I know that the DNC blasts out press releases to the media, too. But if the DNC wants to hear a "yes, sir!" from the mainstream media, where the hell do they go? Yeah, there's these two guys on "Crossfire", and Paul Krugman may say something. The New Republic may or may not say something, depending on if they hate Democrats this week. But there is no channel and no newspaper that will keep up the drumbeat. (The DNC doesn't give a shit about Augusta, by the way.) Compare the attention paid to Gore's claims about his dog's drugs and
Bush's failure to show up for National Guard duty for a year. I've asked any number of intelligent people about Bush's desertion; people who are aware of it are exceedingly rare.
Lesson the Second. As of Tuesday, Trent Lott's statement became a big story, and it looks like it's getting bigger. We'll never really know why it turned around. Maybe it's blogs. Maybe the media was holding out for next week's cycle.

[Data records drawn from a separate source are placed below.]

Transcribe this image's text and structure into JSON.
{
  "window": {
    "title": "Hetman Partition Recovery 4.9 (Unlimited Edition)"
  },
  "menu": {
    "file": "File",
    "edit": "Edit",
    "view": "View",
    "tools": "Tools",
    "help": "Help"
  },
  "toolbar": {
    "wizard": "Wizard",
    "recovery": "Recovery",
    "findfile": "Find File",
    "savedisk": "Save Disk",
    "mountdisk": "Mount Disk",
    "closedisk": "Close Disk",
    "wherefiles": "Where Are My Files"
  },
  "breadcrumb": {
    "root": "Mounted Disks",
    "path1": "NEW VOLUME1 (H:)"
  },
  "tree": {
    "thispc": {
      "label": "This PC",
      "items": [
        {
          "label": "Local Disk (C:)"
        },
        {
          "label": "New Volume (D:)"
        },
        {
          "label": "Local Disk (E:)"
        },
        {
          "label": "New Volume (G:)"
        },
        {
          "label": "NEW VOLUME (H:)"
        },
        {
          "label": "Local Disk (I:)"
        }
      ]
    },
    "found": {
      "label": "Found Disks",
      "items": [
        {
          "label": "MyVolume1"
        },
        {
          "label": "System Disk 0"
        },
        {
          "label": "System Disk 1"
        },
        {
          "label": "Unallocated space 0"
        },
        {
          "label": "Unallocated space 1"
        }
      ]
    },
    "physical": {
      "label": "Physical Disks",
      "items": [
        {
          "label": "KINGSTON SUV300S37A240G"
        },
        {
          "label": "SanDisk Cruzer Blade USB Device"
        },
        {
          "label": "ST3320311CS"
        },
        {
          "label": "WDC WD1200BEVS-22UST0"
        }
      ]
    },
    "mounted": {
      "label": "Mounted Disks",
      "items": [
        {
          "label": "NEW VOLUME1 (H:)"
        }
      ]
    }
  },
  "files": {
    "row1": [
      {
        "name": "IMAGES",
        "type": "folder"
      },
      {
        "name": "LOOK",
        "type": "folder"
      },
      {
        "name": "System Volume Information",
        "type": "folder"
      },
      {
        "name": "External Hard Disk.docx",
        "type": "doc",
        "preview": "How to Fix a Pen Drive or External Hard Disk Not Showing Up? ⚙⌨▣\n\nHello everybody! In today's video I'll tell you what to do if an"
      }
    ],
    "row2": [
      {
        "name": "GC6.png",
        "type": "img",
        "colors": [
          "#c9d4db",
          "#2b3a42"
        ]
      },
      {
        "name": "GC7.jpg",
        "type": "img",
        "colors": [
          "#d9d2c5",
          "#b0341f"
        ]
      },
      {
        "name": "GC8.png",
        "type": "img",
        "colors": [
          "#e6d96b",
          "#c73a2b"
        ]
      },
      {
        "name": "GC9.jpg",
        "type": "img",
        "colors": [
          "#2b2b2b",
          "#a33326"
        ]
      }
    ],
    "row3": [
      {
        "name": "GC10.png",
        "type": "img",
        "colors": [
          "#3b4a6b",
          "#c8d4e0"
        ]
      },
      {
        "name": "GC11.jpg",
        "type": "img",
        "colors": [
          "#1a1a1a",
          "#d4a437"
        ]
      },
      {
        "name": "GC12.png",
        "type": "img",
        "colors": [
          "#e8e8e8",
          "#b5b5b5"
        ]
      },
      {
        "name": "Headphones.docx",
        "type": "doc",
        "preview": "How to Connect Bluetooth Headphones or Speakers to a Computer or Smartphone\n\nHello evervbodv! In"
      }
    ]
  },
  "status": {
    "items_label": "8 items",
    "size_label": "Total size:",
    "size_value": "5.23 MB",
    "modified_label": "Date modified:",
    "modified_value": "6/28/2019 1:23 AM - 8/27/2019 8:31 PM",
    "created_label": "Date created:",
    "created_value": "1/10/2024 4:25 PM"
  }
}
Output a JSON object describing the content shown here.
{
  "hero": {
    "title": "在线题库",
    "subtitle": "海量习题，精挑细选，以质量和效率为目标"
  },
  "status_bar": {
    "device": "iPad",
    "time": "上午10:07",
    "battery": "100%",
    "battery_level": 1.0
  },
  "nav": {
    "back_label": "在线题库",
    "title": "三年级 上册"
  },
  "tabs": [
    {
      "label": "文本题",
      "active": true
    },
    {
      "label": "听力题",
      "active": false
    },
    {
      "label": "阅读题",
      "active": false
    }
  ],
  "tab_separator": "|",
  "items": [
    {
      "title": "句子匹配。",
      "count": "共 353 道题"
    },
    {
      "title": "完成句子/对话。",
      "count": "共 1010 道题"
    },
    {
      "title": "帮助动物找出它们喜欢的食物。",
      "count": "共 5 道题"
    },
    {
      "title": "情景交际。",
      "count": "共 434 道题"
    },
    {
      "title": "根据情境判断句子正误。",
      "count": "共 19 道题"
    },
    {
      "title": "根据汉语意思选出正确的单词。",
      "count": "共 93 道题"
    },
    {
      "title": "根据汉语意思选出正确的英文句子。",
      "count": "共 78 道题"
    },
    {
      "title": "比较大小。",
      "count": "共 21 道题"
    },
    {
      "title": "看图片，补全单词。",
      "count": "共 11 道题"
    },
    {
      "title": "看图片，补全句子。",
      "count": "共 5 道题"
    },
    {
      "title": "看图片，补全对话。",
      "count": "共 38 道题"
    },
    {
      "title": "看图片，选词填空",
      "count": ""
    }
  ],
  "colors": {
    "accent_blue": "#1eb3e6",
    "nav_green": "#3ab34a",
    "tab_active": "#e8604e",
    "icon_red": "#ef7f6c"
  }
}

I think that it was Al Gore. I think that it took a prominent member of the opposition to offer a vigorous soundbite to inject it into the media. (Sorry, Jesse Jackson doesn't count.) If the Democrats don't care about this, Howard Kurtz might figure, why should I risk offending my sources?
The Democrats need to make a damn fuss if they want their points in the media. Democrats can get their talking points into the media, but it isn't as easy as blast-faxing them out. (Not the the DNC
even tried on this issue.) It’s no coincidence that Tom Daschle got a lot of coverage for saying that it was outrageous for Bush to say the Senate wasn’t interested in national security. It’s no coincidence that this coverage actually managed to make the administration issue something resembling an apology. What
is amazing is that Daschle didn’t learn anything from this experience.
As a minority party, we need more fewer Tom Daschles and more Al Gores.
* Incidentally, out of all the horrible TV shows to get a movie, why not “Welcome Back, Kotter”? I’m not saying I want to see it, I'm just saying.